В иске по поводу развода, который Джим не смог оспорить (по-видимому, он боролся с ним до самого конца, все то время, пока Норма Джин не провела требуемые шесть месяцев в Лас-Вегасе), она сказала, что он осуществлял «чрезвычайную душевную жестокость, которая повредила [моему] здоровью». Во время слушания ее дела поверенный задал несколько вопросов. Она намеревалась постоянно жить в штате Невада? Да, ответила Норма Джин. Это было ее намерением с тех пор, как она прибыла сюда в мае? Да. Она планирует остаться в штате Невада на неопределенный срок? Да. Затем ее попросили описать, как именно Джим Догерти плохо обращался с нею. Норма Джин ответила: «Прежде всего, мой муж не поддерживал меня, он возражал против того, чтобы я работала, он критиковал меня за это. У него отвратительный характер, и он быстро впадал в гнев. Он трижды бросал меня в различных ситуациях, он критиковал меня перед друзьями и даже выгонял меня из дому». Она сказала, что его действия «расстраивают меня и заставляют сильно нервничать». Она утверждала, что не видит способа улучшить ситуацию или малейшей возможности договориться. Судья дал ей развод. Все слушание заняло около пяти минут, после чего Мэрилин прыгнула в самолет, летящий в Лос-Анджелес.

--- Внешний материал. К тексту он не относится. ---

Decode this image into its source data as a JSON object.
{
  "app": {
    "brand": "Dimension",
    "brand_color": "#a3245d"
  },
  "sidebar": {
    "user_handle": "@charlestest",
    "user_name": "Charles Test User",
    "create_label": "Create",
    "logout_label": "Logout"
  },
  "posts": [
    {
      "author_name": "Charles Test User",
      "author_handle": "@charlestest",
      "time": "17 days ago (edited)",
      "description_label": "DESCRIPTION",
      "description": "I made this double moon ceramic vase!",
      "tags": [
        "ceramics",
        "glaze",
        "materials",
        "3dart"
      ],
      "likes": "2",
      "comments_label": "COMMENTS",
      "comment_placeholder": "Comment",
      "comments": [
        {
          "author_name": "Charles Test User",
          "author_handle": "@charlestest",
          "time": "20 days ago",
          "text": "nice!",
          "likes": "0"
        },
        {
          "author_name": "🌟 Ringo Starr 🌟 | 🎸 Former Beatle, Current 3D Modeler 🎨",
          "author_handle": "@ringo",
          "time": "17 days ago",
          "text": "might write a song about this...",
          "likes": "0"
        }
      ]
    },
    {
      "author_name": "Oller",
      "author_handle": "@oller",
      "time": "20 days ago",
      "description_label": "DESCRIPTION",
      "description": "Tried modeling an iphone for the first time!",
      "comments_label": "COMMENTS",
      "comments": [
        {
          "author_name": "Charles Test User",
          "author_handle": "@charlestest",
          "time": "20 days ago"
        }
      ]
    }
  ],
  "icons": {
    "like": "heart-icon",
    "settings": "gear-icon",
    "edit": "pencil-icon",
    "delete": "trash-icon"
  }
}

Когда Норма Джин вернулась домой, к тете Анне, все заметили, что она на седьмом небе от счастья. Бернис вспоминала: «Она сказала тете Анне, что чувствует себя потрясающе. Как только она увидела меня, она бросилась ко мне, обняла и закричала, смеясь: «Я снова свободная женщина. Это надо отпраздновать!»
Затем Мэрилин вошла в дом и нашла Глэдис. У нее было ужасное настроение. Она была страшно сердита, причем без какого-либо повода. Хотя Мэрилин неоднократно и, к сожалению, безуспешно пыталась достучаться до сердца своей матери, в этот раз она чувствовала, что у нее есть шанс. Возможно, она думала так из-за того, что сама ощущала эйфорию от долгожданной свободы и начинающейся карьеры. В тот день мать и дочь провели большую часть дня и начало вечера в сборах, намереваясь провести вечер в городе. Когда Глэдис вернулась, все женщины, жившие в доме, ощутили, что, возможно, удастся вытянуть ее из бесконечного страдания. Каждый раз, когда Мэрилин видела хоть небольшое улучшение состояния матери, она надеялась, что этот позитивный процесс продолжится. Она всегда цеплялась за надежду, что можно поддерживать здравость рассудка в Глэдис, если она будет «правильно вести себя», то есть если все вокруг нее будут действовать определенным образом — источать энергию. Она перепробовала множество различных тактик, но успех был минимальным, однако в тот вечер, казалось, она нашла то, на что Глэдис откликнулась — тот оптимизм, который, казалось, зажег пламя жизни в ее матери.
В тот вечер вся семья отправилась в ресторанчик «Моря Тихого океана» в центре Лос-Анджелеса. Мэрилин продолжала играть в тот образ, который она создала еще днем, — смесь доверительности и наивности, горделивого обаяния и... беззаботного достатка. Она была немного кокетлива и весела. Казалось, Глэдис нравилось наблюдать за ней. В тот вечер за столом сидели Глэдис и Анна, Грейс и ее сестра Юнис, а также Мэрилин и ее сестра Бернис. Дочь Бернис, Мона, также была с ними и могла впоследствии поделиться своими воспоминаниями.